2021 Doomsday Clock Looks Eerily Similar to 2020, Scientists Say
According to the Doomsday Clock the world remains approximately ‘100 seconds’ from disaster.
Are we closer to the end than we might assume?
According to the Doomsday Clock the world remains approximately "100 seconds" from disaster.
Not exactly doomed, but pretty close, according to reports
The Bulletin of the Atomic Scientists, a nonprofit organization and publication whose symbolic Doomsday Clock has been estimating how close the world is to apocalypse since 1947, share their findings once a year, according to The New York Times.
The hands of its clock offers a real life measure of the "world’s vulnerability to catastrophe.” Or, in simpler terms, how close the world is to its own destruction at any given time.
This year, leading scientists cite the coronavirus pandemic, nuclear warfare, climate change and existential threats to humanity, Newsweek reported.
In 2020, the bulletin cited heightened tensions and worsening communication between the United States and other countries, including Russia and Iran.
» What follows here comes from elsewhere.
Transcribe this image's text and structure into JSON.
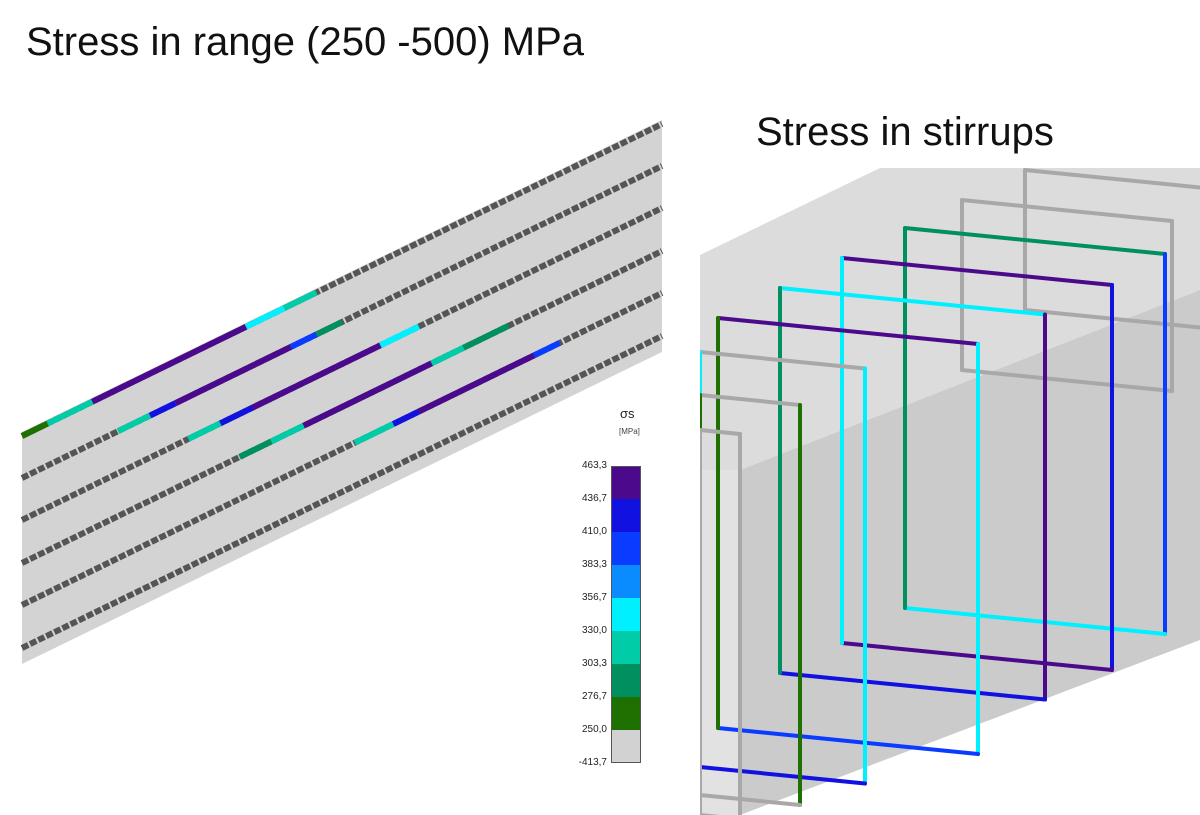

“The collective wisdom of our group is that it’s a wildly dangerous time with some incredibly important bright spots,” Rachel Bronson, the executive director and publisher of the bulletin, said on Wednesday during the group’s virtual event.
Bronson pointed out that the clock has been inching towards midnight since 2018. At that time, the clock was set at two minutes to 12. The last time it was that close, she pointed out was in 1953, after the United States and the Soviet Union tested their first thermonuclear weapons, the Times said.
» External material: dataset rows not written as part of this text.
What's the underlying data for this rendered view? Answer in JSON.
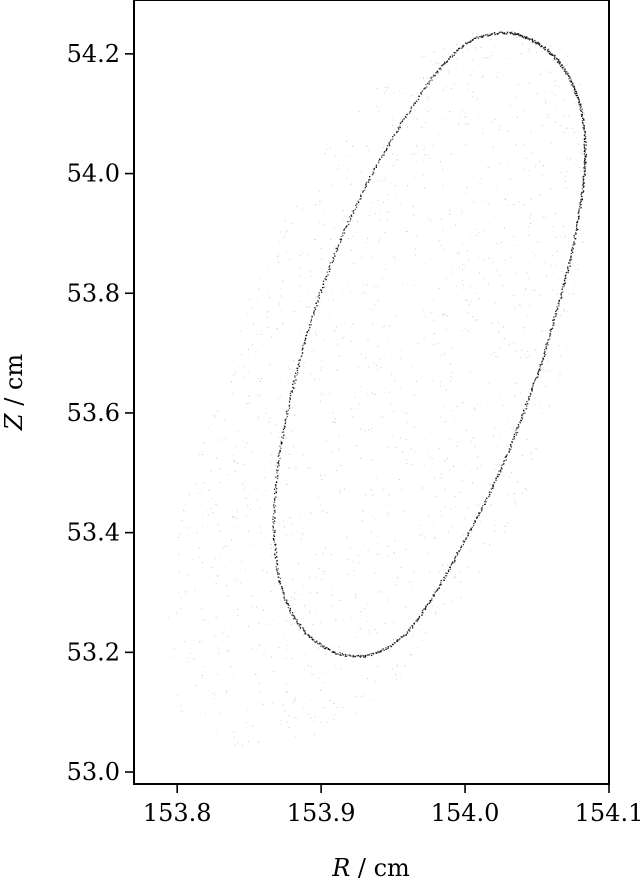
{
  "chart_data": {
    "type": "scatter",
    "title": "",
    "xlabel": {
      "symbol": "R",
      "unit": " / cm"
    },
    "ylabel": {
      "symbol": "Z",
      "unit": " / cm"
    },
    "xlim": [
      153.77,
      154.1
    ],
    "ylim": [
      52.98,
      54.29
    ],
    "xticks": [
      153.8,
      153.9,
      154.0,
      154.1
    ],
    "xtick_labels": [
      "153.8",
      "153.9",
      "154.0",
      "154.1"
    ],
    "yticks": [
      53.0,
      53.2,
      53.4,
      53.6,
      53.8,
      54.0,
      54.2
    ],
    "ytick_labels": [
      "53.0",
      "53.2",
      "53.4",
      "53.6",
      "53.8",
      "54.0",
      "54.2"
    ],
    "grid": false,
    "series": [
      {
        "kind": "dense-orbit",
        "color": "#000000",
        "points": [
          [
            154.028,
            54.236
          ],
          [
            154.045,
            54.225
          ],
          [
            154.06,
            54.2
          ],
          [
            154.072,
            54.16
          ],
          [
            154.08,
            54.11
          ],
          [
            154.083,
            54.05
          ],
          [
            154.082,
            53.99
          ],
          [
            154.078,
            53.92
          ],
          [
            154.071,
            53.84
          ],
          [
            154.062,
            53.76
          ],
          [
            154.052,
            53.68
          ],
          [
            154.04,
            53.6
          ],
          [
            154.027,
            53.52
          ],
          [
            154.011,
            53.44
          ],
          [
            153.993,
            53.36
          ],
          [
            153.975,
            53.285
          ],
          [
            153.955,
            53.225
          ],
          [
            153.93,
            53.195
          ],
          [
            153.905,
            53.205
          ],
          [
            153.885,
            53.245
          ],
          [
            153.872,
            53.31
          ],
          [
            153.867,
            53.4
          ],
          [
            153.869,
            53.5
          ],
          [
            153.876,
            53.6
          ],
          [
            153.886,
            53.7
          ],
          [
            153.899,
            53.8
          ],
          [
            153.915,
            53.9
          ],
          [
            153.935,
            54.0
          ],
          [
            153.957,
            54.09
          ],
          [
            153.98,
            54.17
          ],
          [
            154.003,
            54.222
          ],
          [
            154.028,
            54.236
          ]
        ]
      },
      {
        "kind": "diffuse-halo",
        "color": "#9a9a9a",
        "region_outer": [
          [
            154.0,
            54.24
          ],
          [
            154.045,
            54.24
          ],
          [
            154.078,
            54.19
          ],
          [
            154.087,
            54.08
          ],
          [
            154.084,
            53.9
          ],
          [
            154.07,
            53.7
          ],
          [
            154.04,
            53.45
          ],
          [
            153.99,
            53.25
          ],
          [
            153.94,
            53.12
          ],
          [
            153.9,
            53.06
          ],
          [
            153.84,
            53.04
          ],
          [
            153.8,
            53.1
          ],
          [
            153.79,
            53.3
          ],
          [
            153.815,
            53.55
          ],
          [
            153.85,
            53.8
          ],
          [
            153.89,
            54.0
          ],
          [
            153.94,
            54.16
          ],
          [
            154.0,
            54.24
          ]
        ]
      }
    ]
  }
}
"Next year, as always, we hope to move the hands of the Doomsday Clock away from midnight,” Bronson told the Times.
Twice a year, the bulletin's Science and Security Board, comprised of nuclear and climate experts and other scientists, discuss how world events should dictate where the clock’s hands will fall. Much of their discussion is if humanity is safer or at greater risk than it was at the same time last year or compared with 75 years ago, Bronson said.
They do this with a unified goal of always, "hoping to move the hands of the Doomsday Clock away from midnight,” Bronson told the Times.